This is the first in a series on the “places behind what we make”. In partnership with Workshops of the World, Garland will feature collective spaces that have evolved as hives of creativity and production. These workshops help sustain the fabric of our cities and towns, providing architects, designers and retailers with skillfully-made and artfully conceived works. Let’s learn about the people who inhabit them and how they work together.
Gate 8
Adelaide is home to many flourishing workshops, such as Gray Street Workshop, George Street Workshop, Fontanelle, Tooth and Nail, Brick and Mortar, Cats in the Loft, Six Hands and Felt Space. Many in the workshops have learned their craft at the JamFactory.
Gate 8 evolved out of the Blue Pony glass workshop. It was established in 2007 by Jessica Loughlin and Deb Jones. Gate 8 Workshop is situated in a historic stone building that was originally a Baptist Church. The six inhabitants cover a wide range of processes: art, design, drawing, sandblasting, planning, meetings, glass casting, spray painting, cold working, metal work, graphics, great lunches, kiln forming, jewellery, end of the day beers, sanding, mold making, drilling, sawing, painting, concrete casting, planning and organising. For more details, see Facebook page and Instagram.
Every successful workshop has a set of shared rules, whether overt or implied. Workshops are inhabited by creative and productive individuals, often using expensive equipment that produce dirt, noise and danger. How do they manage to get along?
Gate 8’s 10 commandments
- Be nice to each other.
- Like both kinds of music and be open to the other.
- If a teammate has a dream help them realize it.
- Meet rarely but at least quarterly.
- Remember the more you put in, the more you get out.
- Keep the beer fridge well stocked.
- We are equal but nothing is ever equal.
- Make it a priority to have a party, a dinner and lots of drinks.
- That the whole is greater than the sum of its parts.

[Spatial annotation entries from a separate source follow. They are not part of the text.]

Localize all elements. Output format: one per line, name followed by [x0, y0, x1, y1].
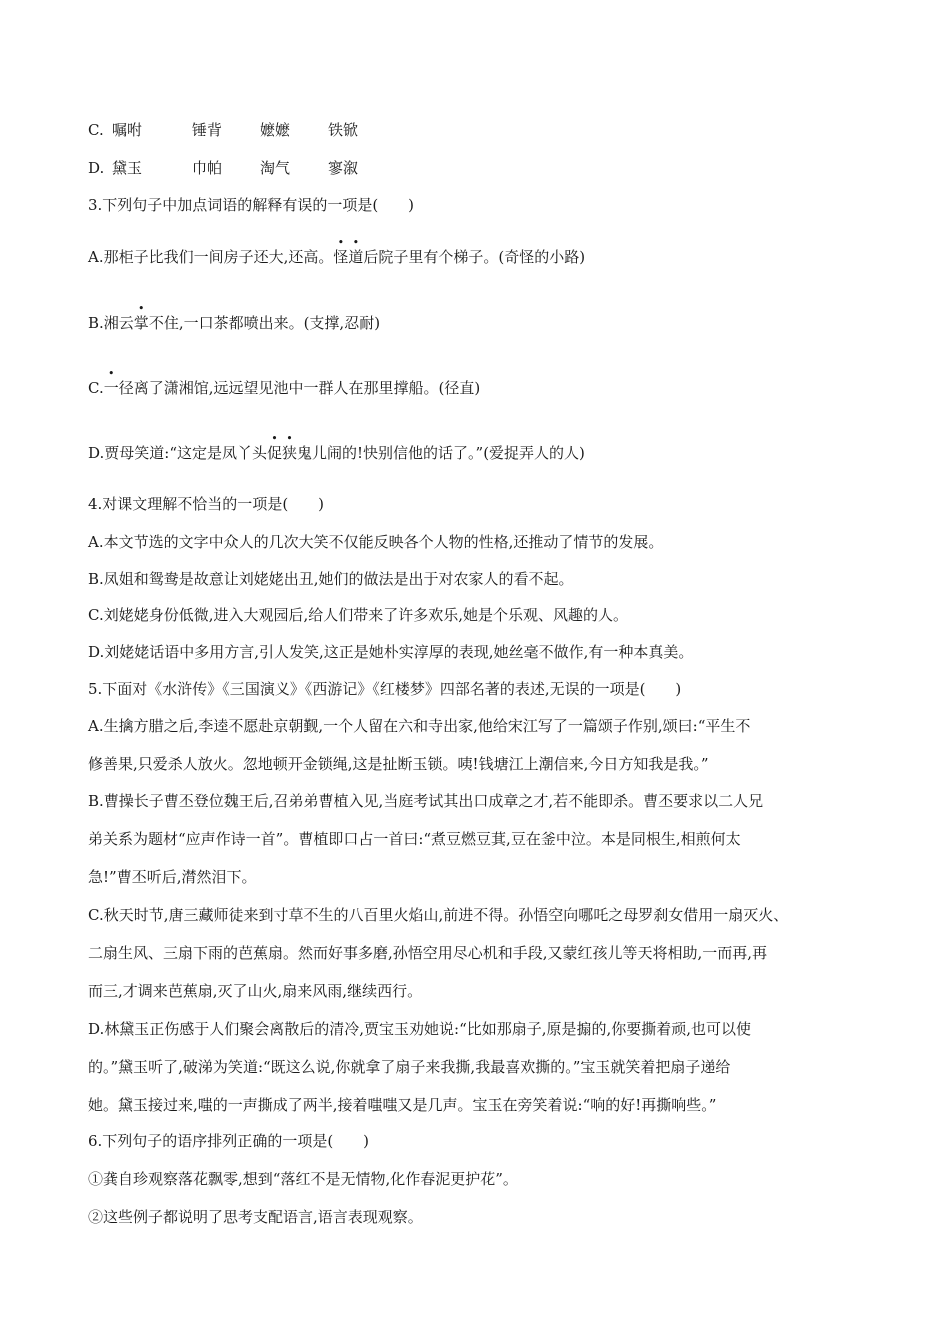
text: B.湘云 — [88, 314, 134, 332]
text: 促狭 — [266, 444, 297, 462]
q5-option-d-line3: 她。黛玉接过来,嗤的一声撕成了两半,接着嗤嗤又是几声。宝玉在旁笑着说:“响的好!再撕响些。” — [88, 1096, 717, 1114]
word: 锤背 — [192, 121, 223, 139]
q6-item-1: ①龚自珍观察落花飘零,想到“落红不是无情物,化作春泥更护花”。 — [88, 1170, 518, 1188]
emphasis-dot: • — [352, 236, 360, 249]
q4-option-b: B.凤姐和鸳鸯是故意让刘姥姥出丑,她们的做法是出于对农家人的看不起。 — [88, 570, 574, 588]
text: 掌 — [133, 314, 149, 332]
q5-option-b-line3: 急!”曹丕听后,潸然泪下。 — [88, 868, 257, 886]
emphasis-dot: • — [286, 432, 293, 445]
text: 径离了潇湘馆,远远望见池中一群人在那里撑船。(径直) — [118, 379, 481, 397]
q6-stem: 6.下列句子的语序排列正确的一项是( ) — [88, 1132, 370, 1150]
emphasized-word — [333, 236, 364, 267]
text: D.贾母笑道:“这定是凤丫头 — [88, 444, 267, 462]
emphasis-dot: • — [337, 236, 345, 249]
text: 怪道 — [333, 248, 364, 266]
q5-option-c-line2: 二扇生风、三扇下雨的芭蕉扇。然而好事多磨,孙悟空用尽心机和手段,又蒙红孩儿等天将相助,一而再,再 — [88, 944, 768, 962]
q2-option-d — [88, 158, 358, 178]
text: A.那柜子比我们一间房子还大,还高。 — [88, 248, 334, 266]
word: 铁锨 — [328, 121, 359, 139]
q4-stem: 4.对课文理解不恰当的一项是( ) — [88, 495, 325, 513]
q6-item-2: ②这些例子都说明了思考支配语言,语言表现观察。 — [88, 1208, 423, 1226]
word: 淘气 — [260, 159, 291, 177]
option-label: D. — [88, 159, 105, 177]
q5-option-d-line2: 的。”黛玉听了,破涕为笑道:“既这么说,你就拿了扇子来我撕,我最喜欢撕的。”宝玉就笑着把扇子递给 — [88, 1058, 731, 1076]
emphasized-word — [266, 432, 297, 463]
emphasized-word — [103, 367, 119, 398]
q5-option-a-line1: A.生擒方腊之后,李逵不愿赴京朝觐,一个人留在六和寺出家,他给宋江写了一篇颂子作别,颂曰:“平生不 — [88, 717, 751, 735]
q5-option-d-line1: D.林黛玉正伤感于人们聚会离散后的清冷,贾宝玉劝她说:“比如那扇子,原是搧的,你要撕着顽,也可以使 — [88, 1020, 752, 1038]
word: 巾帕 — [192, 159, 223, 177]
q5-option-c-line1: C.秋天时节,唐三藏师徒来到寸草不生的八百里火焰山,前进不得。孙悟空向哪吒之母罗刹女借用一扇灭火、 — [88, 906, 789, 924]
q4-option-a: A.本文节选的文字中众人的几次大笑不仅能反映各个人物的性格,还推动了情节的发展。 — [88, 533, 664, 551]
q3-option-c — [88, 367, 481, 398]
q3-option-a — [88, 236, 586, 267]
q5-option-b-line2: 弟关系为题材“应声作诗一首”。曹植即口占一首曰:“煮豆燃豆萁,豆在釜中泣。本是同根生,相煎何太 — [88, 830, 741, 848]
word: 黛玉 — [112, 159, 143, 177]
emphasis-dot: • — [138, 302, 145, 315]
q5-option-a-line2: 修善果,只爱杀人放火。忽地顿开金锁绳,这是扯断玉锁。咦!钱塘江上潮信来,今日方知我是我。” — [88, 755, 709, 773]
word: 寥溆 — [328, 159, 359, 177]
q5-stem: 5.下面对《水浒传》《三国演义》《西游记》《红楼梦》四部名著的表述,无误的一项是( ) — [88, 680, 682, 698]
text: 鬼儿闹的!快别信他的话了。”(爱捉弄人的人) — [297, 444, 585, 462]
q3-option-b — [88, 302, 381, 333]
emphasis-dot: • — [107, 367, 115, 380]
word: 嘱咐 — [112, 121, 143, 139]
text: C. — [88, 379, 104, 397]
q2-option-c — [88, 120, 358, 140]
word: 嬷嬷 — [260, 121, 291, 139]
q3-option-d — [88, 432, 585, 463]
text: 一 — [103, 379, 119, 397]
emphasis-dot: • — [271, 432, 278, 445]
q4-option-c: C.刘姥姥身份低微,进入大观园后,给人们带来了许多欢乐,她是个乐观、风趣的人。 — [88, 606, 629, 624]
q4-option-d: D.刘姥姥话语中多用方言,引人发笑,这正是她朴实淳厚的表现,她丝毫不做作,有一种本真美。 — [88, 643, 694, 661]
emphasized-word — [133, 302, 149, 333]
q5-option-c-line3: 而三,才调来芭蕉扇,灭了山火,扇来风雨,继续西行。 — [88, 982, 423, 1000]
text: 后院子里有个梯子。(奇怪的小路) — [363, 248, 586, 266]
q3-stem: 3.下列句子中加点词语的解释有误的一项是( ) — [88, 196, 415, 214]
option-label: C. — [88, 121, 104, 139]
text: 不住,一口茶都喷出来。(支撑,忍耐) — [148, 314, 381, 332]
q5-option-b-line1: B.曹操长子曹丕登位魏王后,召弟弟曹植入见,当庭考试其出口成章之才,若不能即杀。曹丕要求以二人兄 — [88, 792, 764, 810]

- Don’t forget to be nice to each other.
And these are they…
Christine Cholewa
Christine Cholewa is an artist, maker and natural born organiser living in Adelaide, Australia. She works from her studio at Gate 8 Workshop in Thebarton. Christine’s practice includes exhibition work and design work. She also works collaboratively in CHEB art and design, creating public art.

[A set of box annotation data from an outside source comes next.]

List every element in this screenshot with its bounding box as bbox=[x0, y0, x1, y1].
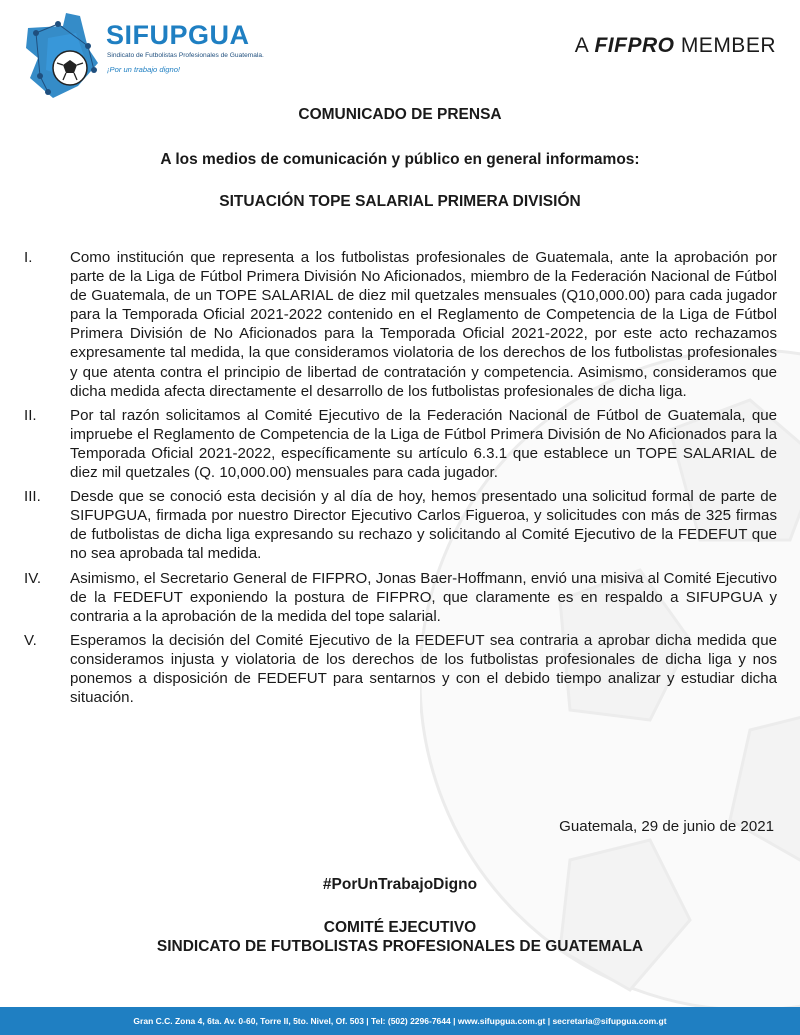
signature-block bbox=[0, 918, 800, 956]
subject-heading: SITUACIÓN TOPE SALARIAL PRIMERA DIVISIÓN bbox=[219, 193, 581, 210]
item-number: V. bbox=[24, 631, 37, 649]
fifpro-brand: FIFPRO bbox=[594, 34, 675, 57]
contact-footer: Gran C.C. Zona 4, 6ta. Av. 0-60, Torre II, 5to. Nivel, Of. 503 | Tel: (502) 2296-7644 | www.sifupgua.com.gt | secretaria@sifupgua.com.gt bbox=[0, 1007, 800, 1035]
item-text: Desde que se conoció esta decisión y al día de hoy, hemos presentado una solicitud formal de parte de SIFUPGUA, firmada por nuestro Director Ejecutivo Carlos Figueroa, y solicitudes con más de 325 firmas de futbolistas de dicha liga expresando su rechazo y solicitando al Comité Ejecutivo de la FEDEFUT que no sea aprobada tal medida. bbox=[70, 488, 777, 563]
list-item bbox=[24, 406, 777, 482]
item-text: Asimismo, el Secretario General de FIFPRO, Jonas Baer-Hoffmann, envió una misiva al Comité Ejecutivo de la FEDEFUT exponiendo la postura de FIFPRO, que claramente es en respaldo a SIFUPGUA y contraria a la aprobación de la medida del tope salarial. bbox=[70, 569, 777, 625]
list-item bbox=[24, 248, 777, 401]
announcement-line: A los medios de comunicación y público en general informamos: bbox=[160, 151, 640, 168]
logo-slogan: ¡Por un trabajo digno! bbox=[107, 65, 181, 74]
item-text: Esperamos la decisión del Comité Ejecutivo de la FEDEFUT sea contraria a aprobar dicha medida que consideramos injusta y violatoria de los derechos de los futbolistas profesionales de dicha liga y nos ponemos a disposición de FEDEFUT para sentarnos y con el debido tiempo analizar y estudiar dicha situación. bbox=[70, 631, 777, 707]
logo-title: SIFUPGUA bbox=[106, 20, 250, 50]
item-number: IV. bbox=[24, 569, 42, 587]
statement-list bbox=[24, 248, 777, 712]
list-item bbox=[24, 569, 777, 626]
date-line: Guatemala, 29 de junio de 2021 bbox=[559, 818, 774, 835]
member-suffix: MEMBER bbox=[680, 34, 776, 57]
fifpro-member-badge bbox=[575, 34, 776, 58]
list-item bbox=[24, 631, 777, 707]
member-prefix: A bbox=[574, 34, 589, 57]
sifupgua-logo bbox=[18, 8, 268, 108]
guatemala-map-ball-icon bbox=[18, 8, 108, 108]
press-release-title: COMUNICADO DE PRENSA bbox=[298, 106, 502, 123]
signature-line-1: COMITÉ EJECUTIVO bbox=[323, 919, 477, 936]
item-text: Como institución que representa a los futbolistas profesionales de Guatemala, ante la aprobación por parte de la Liga de Fútbol Primera División No Aficionados, miembro de la Federación Nacional de Fútbol de Guatemala, de un TOPE SALARIAL de diez mil quetzales mensuales (Q10,000.00) para cada jugador para la Temporada Oficial 2021-2022 contenido en el Reglamento de Competencia de la Liga de Fútbol Primera División de No Aficionados para la Temporada Oficial 2021-2022, por este acto rechazamos expresamente tal medida, la que consideramos violatoria de los derechos de los futbolistas profesionales y que atenta contra el principio de libertad de contratación y competencia. Asimismo, consideramos que dicha medida afecta directamente el desarrollo de los futbolistas profesionales de dicha liga. bbox=[70, 249, 777, 400]
item-text: Por tal razón solicitamos al Comité Ejecutivo de la Federación Nacional de Fútbol de Guatemala, que impruebe el Reglamento de Competencia de la Liga de Fútbol Primera División de No Aficionados para la Temporada Oficial 2021-2022, específicamente su artículo 6.3.1 que establece un TOPE SALARIAL de diez mil quetzales (Q. 10,000.00) mensuales para cada jugador. bbox=[70, 406, 777, 482]
list-item bbox=[24, 487, 777, 563]
hashtag: #PorUnTrabajoDigno bbox=[322, 876, 478, 893]
item-number: III. bbox=[24, 488, 41, 506]
item-number: I. bbox=[24, 249, 33, 266]
item-number: II. bbox=[24, 406, 37, 424]
logo-subtitle: Sindicato de Futbolistas Profesionales de Guatemala. bbox=[107, 52, 264, 59]
signature-line-2: SINDICATO DE FUTBOLISTAS PROFESIONALES DE GUATEMALA bbox=[156, 938, 644, 955]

Originally from Canada, Christine is the granddaughter of farmers, who migrated from Poland and Ukraine after the war. Growing up on a vegetable farm is one of her favourite childhood memories. She has been living in Adelaide for over a decade now and is still trying to master the accent.
Katrina Freene
I design and make a production range of jewellery from recycled biscuit tins and have been doing so for the last 10 or more years. I met the crew at Gate 8 Workshop through the JamFactory and feel very lucky to be a part of such an inspiring bunch of strong talented women. For me, sharing a creative space has been integral to my survival in this weirdo profession, it’s not so weirdo when everyone else is doing it.
Rachel Harris
‘Graphic Designer’ is a term that seems too narrow to explain Rachel Harris, founder of Bit Scribbly Design. Her forays into a wide breadth of creative endeavours include public art, environmental and exhibition design, branding, photography, installation, illustration and video work.
Deb Jones
I work from gate 8 Workshop with 5 of my friends. Being in a group workshop stops you from being lonely. We’ve been running for about 10 years now and have a pretty good workshop set up.

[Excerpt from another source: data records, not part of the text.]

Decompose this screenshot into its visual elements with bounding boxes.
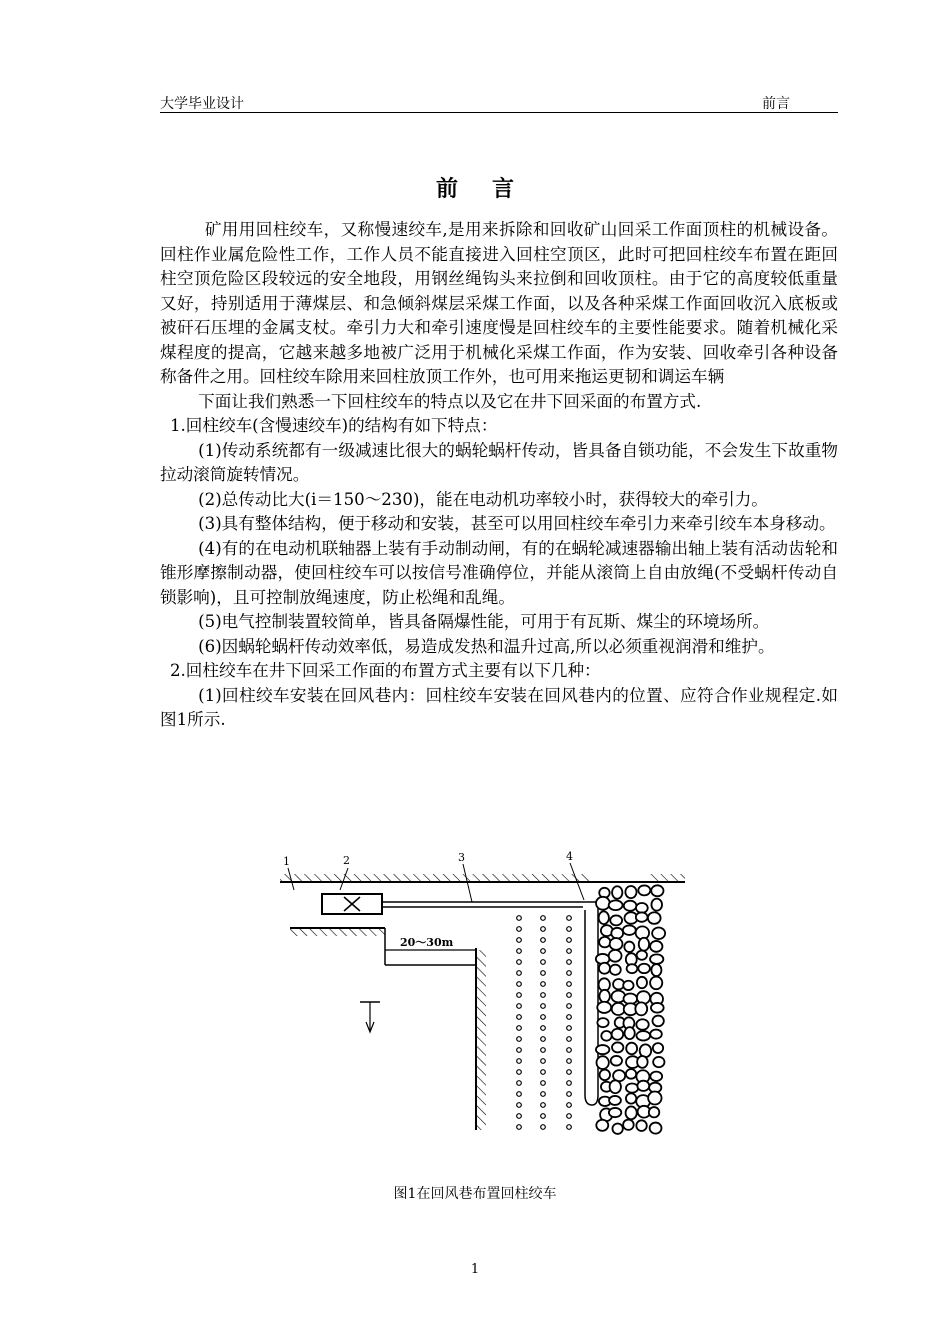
- prop: [517, 1048, 522, 1053]
- label-1: 1: [283, 855, 290, 868]
- prop: [541, 938, 546, 943]
- prop: [567, 949, 572, 954]
- prop: [567, 1070, 572, 1075]
- prop: [517, 993, 522, 998]
- rock: [637, 1081, 649, 1091]
- paragraph: (5)电气控制装置较简单，皆具备隔爆性能，可用于有瓦斯、煤尘的环境场所。: [198, 612, 770, 631]
- rock: [626, 1093, 636, 1103]
- floor-hatch: [290, 928, 385, 936]
- rock: [637, 951, 647, 960]
- prop: [517, 1125, 522, 1130]
- paragraph: (6)因蜗轮蜗杆传动效率低，易造成发热和温升过高,所以必须重视润滑和维护。: [198, 636, 775, 656]
- prop: [541, 982, 546, 987]
- rock: [601, 1031, 611, 1041]
- prop: [517, 1015, 522, 1020]
- rock: [650, 941, 662, 952]
- rock: [612, 1029, 624, 1040]
- rock: [597, 1002, 611, 1013]
- prop: [517, 1037, 522, 1042]
- paragraph: (1)传动系统都有一级减速比很大的蜗轮蜗杆传动，皆具备自锁功能，不会发生下故重物拉动滚筒旋转情况。: [160, 440, 838, 484]
- prop: [567, 1103, 572, 1108]
- goaf-rubble: [596, 885, 665, 1134]
- prop: [517, 1059, 522, 1064]
- label-3: 3: [458, 851, 465, 864]
- rock: [609, 950, 622, 962]
- rock: [638, 885, 650, 895]
- roof-hatch: [650, 874, 685, 882]
- rock: [596, 1056, 608, 1069]
- paragraph: (4)有的在电动机联轴器上装有手动制动闸，有的在蜗轮减速器输出轴上装有活动齿轮和锥形摩擦制动器，使回柱绞车可以按信号准确停位，并能从滚筒上自由放绳(不受蜗杆传动自锁影响)，且可控制放绳速度，防止松绳和乱绳。: [160, 538, 838, 607]
- rock: [651, 885, 663, 896]
- prop: [541, 1081, 546, 1086]
- prop: [517, 1114, 522, 1119]
- rock: [612, 1003, 625, 1015]
- prop: [567, 971, 572, 976]
- prop: [541, 1092, 546, 1097]
- figure-caption: 图1在回风巷布置回柱绞车: [393, 1186, 557, 1202]
- paragraph: (2)总传动比大(i＝150～230)，能在电动机功率较小时，获得较大的牵引力。: [198, 489, 768, 509]
- rock: [612, 1042, 623, 1052]
- rock: [611, 1056, 622, 1066]
- rock: [600, 1070, 610, 1081]
- prop: [517, 1092, 522, 1097]
- paragraph: (3)具有整体结构，便于移动和安装，甚至可以用回柱绞车牵引力来牵引绞车本身移动。: [198, 514, 836, 533]
- rock: [635, 1002, 647, 1015]
- rock: [609, 1096, 621, 1105]
- paragraph: (1)回柱绞车安装在回风巷内：回柱绞车安装在回风巷内的位置、应符合作业规程定.如图1所示.: [160, 685, 838, 729]
- rock: [612, 886, 622, 899]
- rock: [651, 899, 662, 911]
- prop: [517, 1081, 522, 1086]
- rock: [625, 886, 636, 898]
- section-heading: 2.回柱绞车在井下回采工作面的布置方式主要有以下几种：: [169, 661, 601, 680]
- rock: [610, 915, 622, 925]
- prop: [517, 1103, 522, 1108]
- prop: [541, 1125, 546, 1130]
- prop: [567, 1015, 572, 1020]
- label-4: 4: [566, 850, 573, 863]
- prop: [541, 1103, 546, 1108]
- prop: [567, 1125, 572, 1130]
- rock: [610, 965, 621, 975]
- prop: [541, 971, 546, 976]
- rock: [650, 977, 662, 990]
- rock: [648, 912, 661, 924]
- rock: [638, 964, 650, 973]
- rock: [597, 1018, 608, 1027]
- rock: [653, 1057, 664, 1067]
- prop: [541, 1004, 546, 1009]
- rock: [651, 1003, 664, 1013]
- rock: [637, 1056, 648, 1068]
- rock: [623, 1120, 634, 1130]
- header-left: 大学毕业设计: [160, 96, 244, 112]
- rock: [596, 1045, 609, 1054]
- prop: [567, 1037, 572, 1042]
- prop: [517, 982, 522, 987]
- rock: [650, 1123, 662, 1134]
- rock: [636, 1120, 646, 1131]
- roof-hatch: [280, 874, 590, 882]
- prop: [541, 1048, 546, 1053]
- prop: [541, 916, 546, 921]
- body-text: [160, 218, 838, 733]
- prop: [541, 1070, 546, 1075]
- prop: [517, 927, 522, 932]
- prop: [567, 960, 572, 965]
- prop: [541, 927, 546, 932]
- prop: [567, 1092, 572, 1097]
- rock: [623, 925, 636, 935]
- rock: [596, 897, 610, 910]
- rock: [626, 1083, 638, 1092]
- rock: [612, 1124, 622, 1134]
- rock: [650, 1030, 662, 1039]
- prop: [517, 1004, 522, 1009]
- face-wall-hatch: [476, 950, 486, 1130]
- prop: [541, 960, 546, 965]
- distance-label: 20～30m: [400, 936, 454, 949]
- rock: [626, 1106, 637, 1119]
- page-title: 前言: [435, 176, 548, 202]
- prop: [517, 938, 522, 943]
- prop: [567, 1059, 572, 1064]
- prop: [567, 982, 572, 987]
- prop: [541, 1026, 546, 1031]
- prop: [567, 1048, 572, 1053]
- prop: [541, 993, 546, 998]
- rock: [652, 1016, 663, 1027]
- rock: [649, 1107, 659, 1117]
- prop: [541, 1114, 546, 1119]
- section-heading: 1.回柱绞车(含慢速绞车)的结构有如下特点：: [169, 416, 498, 435]
- prop: [567, 1026, 572, 1031]
- prop: [517, 916, 522, 921]
- rock: [650, 1072, 662, 1081]
- rock: [637, 977, 647, 988]
- rock: [610, 1080, 621, 1093]
- prop: [567, 1114, 572, 1119]
- rock: [639, 938, 649, 951]
- rock: [648, 1092, 661, 1105]
- rock: [627, 964, 638, 973]
- rock: [636, 912, 648, 921]
- header-right: 前言: [762, 96, 790, 112]
- rock: [653, 1043, 663, 1053]
- rock: [610, 938, 623, 950]
- rock: [623, 981, 633, 990]
- rock: [624, 901, 637, 911]
- page-number: 1: [470, 1262, 480, 1277]
- prop: [517, 1026, 522, 1031]
- label-2: 2: [343, 854, 350, 867]
- rock: [652, 928, 665, 940]
- page-header: [160, 90, 838, 113]
- prop: [567, 1004, 572, 1009]
- rock: [599, 963, 610, 974]
- rock: [636, 903, 648, 913]
- rock: [599, 937, 610, 947]
- prop: [567, 916, 572, 921]
- prop: [517, 949, 522, 954]
- rock: [609, 1108, 621, 1117]
- prop: [541, 1059, 546, 1064]
- prop: [567, 1081, 572, 1086]
- rock: [599, 911, 609, 924]
- rope-down: [583, 902, 598, 1105]
- paragraph: 矿用用回柱绞车，又称慢速绞车,是用来拆除和回收矿山回采工作面顶柱的机械设备。回柱作业属危险性工作，工作人员不能直接进入回柱空顶区，此时可把回柱绞车布置在距回柱空顶危险区段较远的安全地段，用钢丝绳钩头来拉倒和回收顶柱。由于它的高度较低重量又好，持别适用于薄煤层、和急倾斜煤层采煤工作面，以及各种采煤工作面回收沉入底板或被矸石压埋的金属支杖。牵引力大和牵引速度慢是回柱绞车的主要性能要求。随着机械化采煤程度的提高，它越来越多地被广泛用于机械化采煤工作面，作为安装、回收牵引各种设备称备件之用。回柱绞车除用来回柱放顶工作外，也可用来拖运更韧和调运车辆: [160, 220, 838, 386]
- paragraph: 下面让我们熟悉一下回柱绞车的特点以及它在井下回采面的布置方式.: [198, 391, 702, 411]
- rock: [636, 1031, 650, 1040]
- prop: [541, 1015, 546, 1020]
- winch-layout-figure: [280, 850, 690, 1150]
- rock: [625, 1027, 635, 1039]
- prop: [541, 1037, 546, 1042]
- prop: [567, 938, 572, 943]
- prop: [517, 960, 522, 965]
- rock: [651, 964, 661, 976]
- rock: [650, 954, 663, 964]
- rock: [609, 900, 623, 910]
- rock: [611, 928, 623, 939]
- prop: [541, 949, 546, 954]
- props: [517, 916, 572, 1130]
- prop: [567, 927, 572, 932]
- rock: [624, 942, 634, 952]
- rock: [596, 1120, 608, 1131]
- rock: [626, 1069, 636, 1079]
- prop: [567, 993, 572, 998]
- rock: [636, 1019, 648, 1030]
- prop: [517, 971, 522, 976]
- prop: [517, 1070, 522, 1075]
- rock: [599, 990, 609, 1003]
- rock: [626, 1043, 637, 1055]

Any advice would be to put everything on wheels and if you want to be truly happy own at least one shipping container.
Jessica Loughlin
WOW .. I have been making stuff out of glass for 18 years now. Most of the work I make is for exhibition and I am still hooked on the same ideas as when I first started back in 1998! and that is my fascination with the beauty of emptiness. Personally my main driver of making is to prompt a kind of meditative reverie that is influenced by the wide open spaces of the Australian landscape. A studio is my most important tool to make work. It not just provides the space, but also the atmosphere and inspiration, all which affect the work. I have worked in two group workshops, first ‘blue pony’ which was set up as a glass studio, and now Gate 8 Workshop. I relish both the interaction with my different studio mates and their work and also having the whole space to yourself – the perfect balance for my practice.
Lauren Simeoni
I have a ‘pod’ in the main workshop filled with frou frou to keep me warm (the glass girls were all born in a barn!). I love working with these artists because we all work on varied projects other than our crafty field—i.e. public art, installations, within art/education institutions. And we also share a family-type philosophy that if one artist is really inspired to create, or work on a particular project we will help support them to the best we can.
They support my mess.
I’m often working on a few ‘unnatural’ exhibitiony + workshop type projects at a time. At the moment I’m experimenting with larger sculptural pieces; combining artificial foliage with natural plant specimens.
I rarely sit at a proper jewellery bench anymore, but have a few benches with delicious collections of crap that I fiddle with. I forget how cold metal is when I go to work with it, after I’ve been melting plastic aquatic plants and threading sequins.